President Barack Obama today announced plans to limit the U.S. government surveillance programs that have come under criticism since leaks by a former spy agency contractor, pledging more transparency in such surveillance programs.
“Given the history of abuse by governments, it’s right to ask questions about surveillance, particularly as technology is reshaping every aspect of our lives,” Obama told a news conference at the White House.
Saying that it was important to strike the right balance between security and civil liberties, Obama said he was unveiling specific steps to improve oversight of surveillance and restore public trust in the government’s programs.
“It’s not enough for me as president to have confidence in these programs. The American people need to have confidence in them, as well,” Obama said, noting that he was confident the programs were not being abused.
The announcement could be seen as a partial victory for ex-NSA contractor Edward Snowden who now resides in Russia, where he was granted asylum last week.

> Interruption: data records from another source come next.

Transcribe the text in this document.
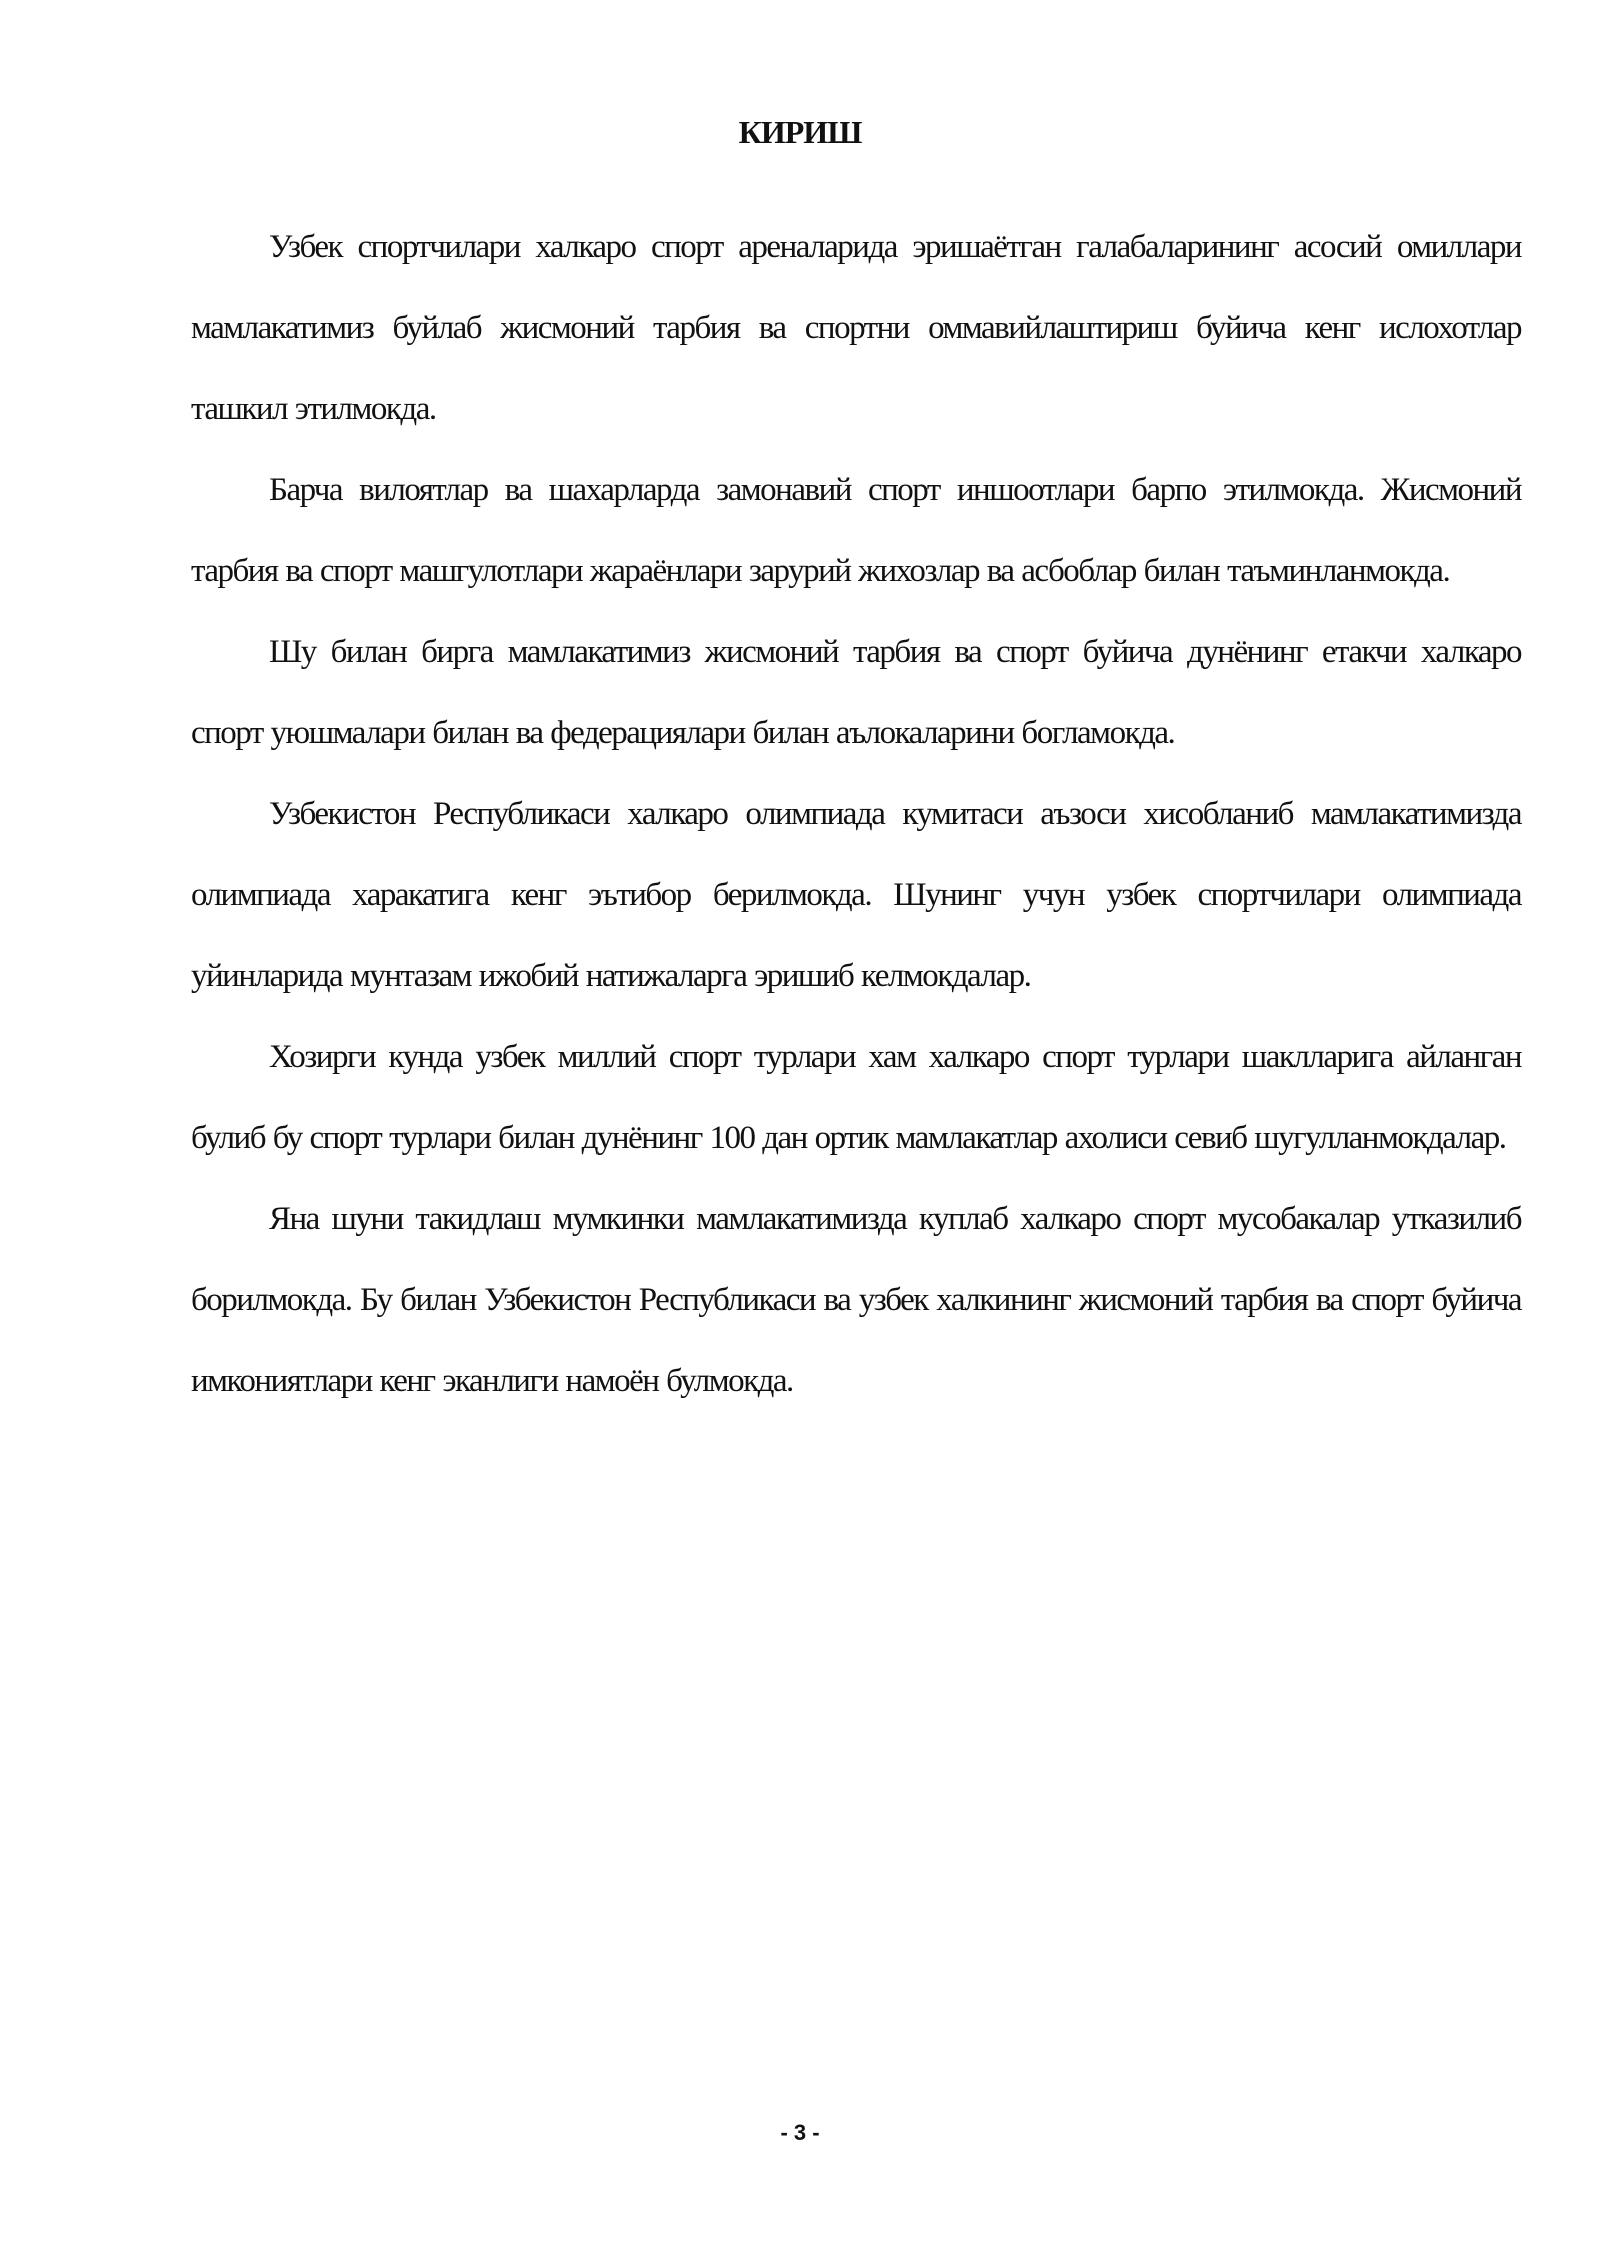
КИРИШ

Узбек спортчилари халкаро спорт ареналарида эришаётган галабаларининг асосий омиллари мамлакатимиз буйлаб жисмоний тарбия ва спортни оммавийлаштириш буйича кенг ислохотлар ташкил этилмокда.

Барча вилоятлар ва шахарларда замонавий спорт иншоотлари барпо этилмокда. Жисмоний тарбия ва спорт машгулотлари жараёнлари зарурий жихозлар ва асбоблар билан таъминланмокда.

Шу билан бирга мамлакатимиз жисмоний тарбия ва спорт буйича дунёнинг етакчи халкаро спорт уюшмалари билан ва федерациялари билан аълокаларини богламокда.

Узбекистон Республикаси халкаро олимпиада кумитаси аъзоси хисобланиб мамлакатимизда олимпиада харакатига кенг эътибор берилмокда. Шунинг учун узбек спортчилари олимпиада уйинларида мунтазам ижобий натижаларга эришиб келмокдалар.

Хозирги кунда узбек миллий спорт турлари хам халкаро спорт турлари шаклларига айланган булиб бу спорт турлари билан дунёнинг 100 дан ортик мамлакатлар ахолиси севиб шугулланмокдалар.

Яна шуни такидлаш мумкинки мамлакатимизда куплаб халкаро спорт мусобакалар утказилиб борилмокда. Бу билан Узбекистон Республикаси ва узбек халкининг жисмоний тарбия ва спорт буйича имкониятлари кенг эканлиги намоён булмокда.

- 3 -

“I don’t think Mr. Snowden was a patriot,” the president said at the news conference in reply to a suggestion that the announcement indicated that Snowden had done the right thing by revealing the governments programs and their extent.

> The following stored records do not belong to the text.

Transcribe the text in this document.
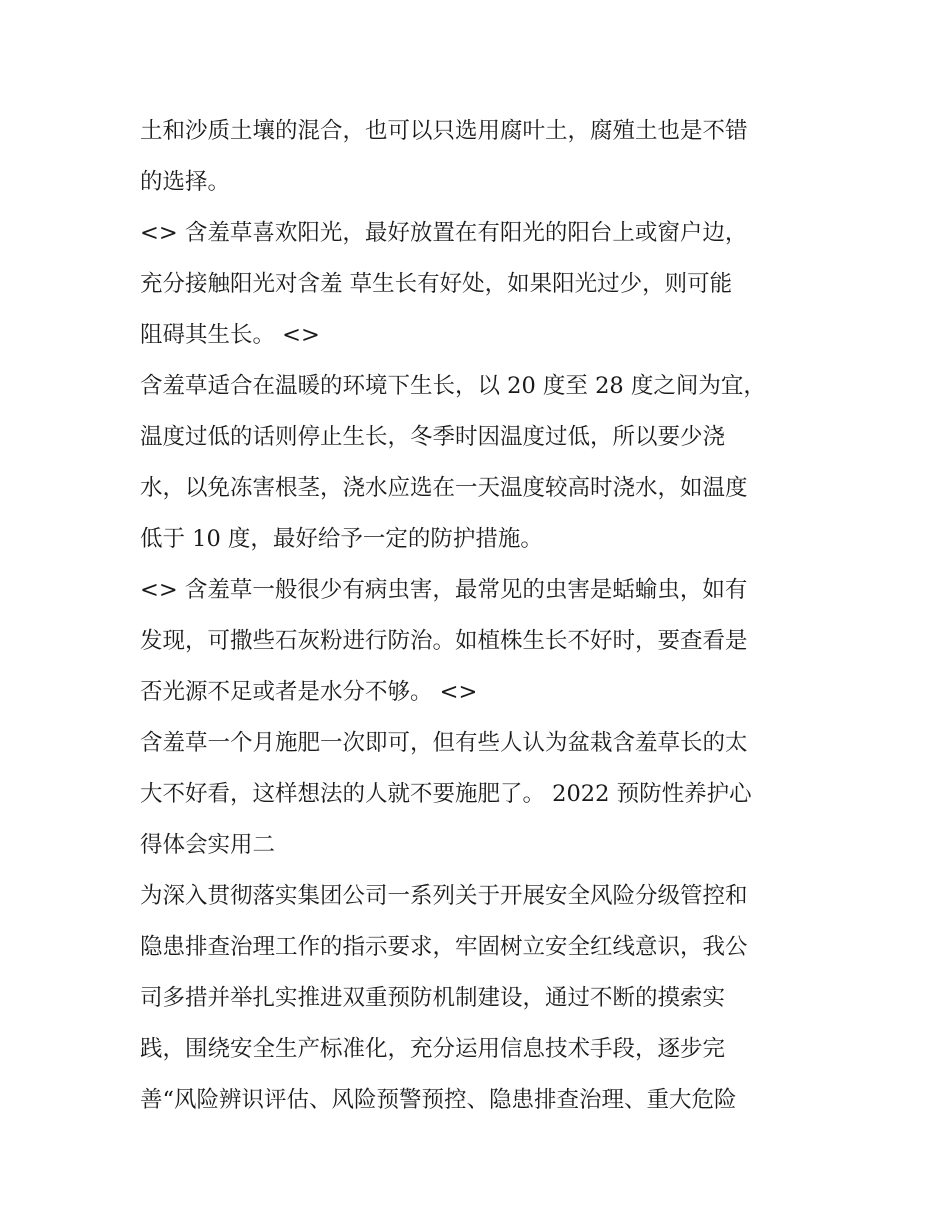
土和沙质土壤的混合，也可以只选用腐叶土，腐殖土也是不错
的选择。
<> 含羞草喜欢阳光，最好放置在有阳光的阳台上或窗户边，
充分接触阳光对含羞 草生长有好处，如果阳光过少，则可能
阻碍其生长。 <>
含羞草适合在温暖的环境下生长，以 20 度至 28 度之间为宜，
温度过低的话则停止生长，冬季时因温度过低，所以要少浇
水，以免冻害根茎，浇水应选在一天温度较高时浇水，如温度
低于 10 度，最好给予一定的防护措施。
<> 含羞草一般很少有病虫害，最常见的虫害是蛞蝓虫，如有
发现，可撒些石灰粉进行防治。如植株生长不好时，要查看是
否光源不足或者是水分不够。 <>
含羞草一个月施肥一次即可，但有些人认为盆栽含羞草长的太
大不好看，这样想法的人就不要施肥了。 2022 预防性养护心
得体会实用二
为深入贯彻落实集团公司一系列关于开展安全风险分级管控和
隐患排查治理工作的指示要求，牢固树立安全红线意识，我公
司多措并举扎实推进双重预防机制建设，通过不断的摸索实
践，围绕安全生产标准化，充分运用信息技术手段，逐步完
善“风险辨识评估、风险预警预控、隐患排查治理、重大危险
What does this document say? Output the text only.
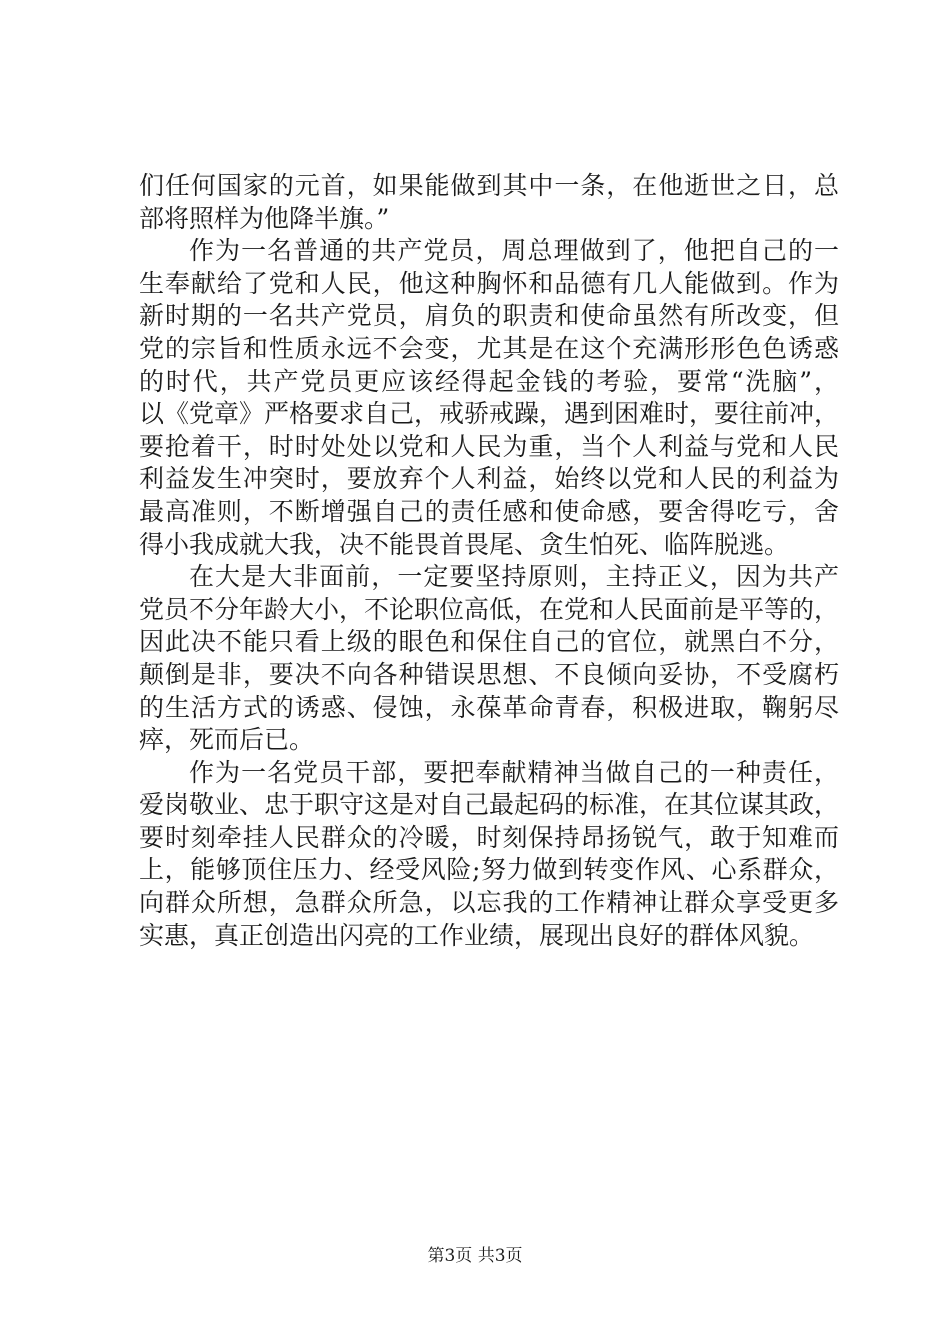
们任何国家的元首，如果能做到其中一条，在他逝世之日，总
部将照样为他降半旗。”
作为一名普通的共产党员，周总理做到了，他把自己的一
生奉献给了党和人民，他这种胸怀和品德有几人能做到。作为
新时期的一名共产党员，肩负的职责和使命虽然有所改变，但
党的宗旨和性质永远不会变，尤其是在这个充满形形色色诱惑
的时代，共产党员更应该经得起金钱的考验，要常“洗脑”，
以《党章》严格要求自己，戒骄戒躁，遇到困难时，要往前冲，
要抢着干，时时处处以党和人民为重，当个人利益与党和人民
利益发生冲突时，要放弃个人利益，始终以党和人民的利益为
最高准则，不断增强自己的责任感和使命感，要舍得吃亏，舍
得小我成就大我，决不能畏首畏尾、贪生怕死、临阵脱逃。
在大是大非面前，一定要坚持原则，主持正义，因为共产
党员不分年龄大小，不论职位高低，在党和人民面前是平等的，
因此决不能只看上级的眼色和保住自己的官位，就黑白不分，
颠倒是非，要决不向各种错误思想、不良倾向妥协，不受腐朽
的生活方式的诱惑、侵蚀，永葆革命青春，积极进取，鞠躬尽
瘁，死而后已。
作为一名党员干部，要把奉献精神当做自己的一种责任，
爱岗敬业、忠于职守这是对自己最起码的标准，在其位谋其政，
要时刻牵挂人民群众的冷暖，时刻保持昂扬锐气，敢于知难而
上，能够顶住压力、经受风险;努力做到转变作风、心系群众，
向群众所想，急群众所急，以忘我的工作精神让群众享受更多
实惠，真正创造出闪亮的工作业绩，展现出良好的群体风貌。
第3页 共3页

While he did not specifically indicate which programs would be reigned in, Obama pledged great oversight, transparency, and constraints, adding that he plans to work with Congress to pursue “appropriate reforms” of Section 215 of the anti-terrorism Patriot Act regarding collection of such information as phone records. He then insisted that the government had no interest in spying on “ordinary Americans.”
The President also said he wants to provide more details about the NSA programs to the public in an attempt to restore any trust that has been damaged by the Snowden disclosures.
A high-level group of outside experts will also be formed to review the U.S. surveillance effort.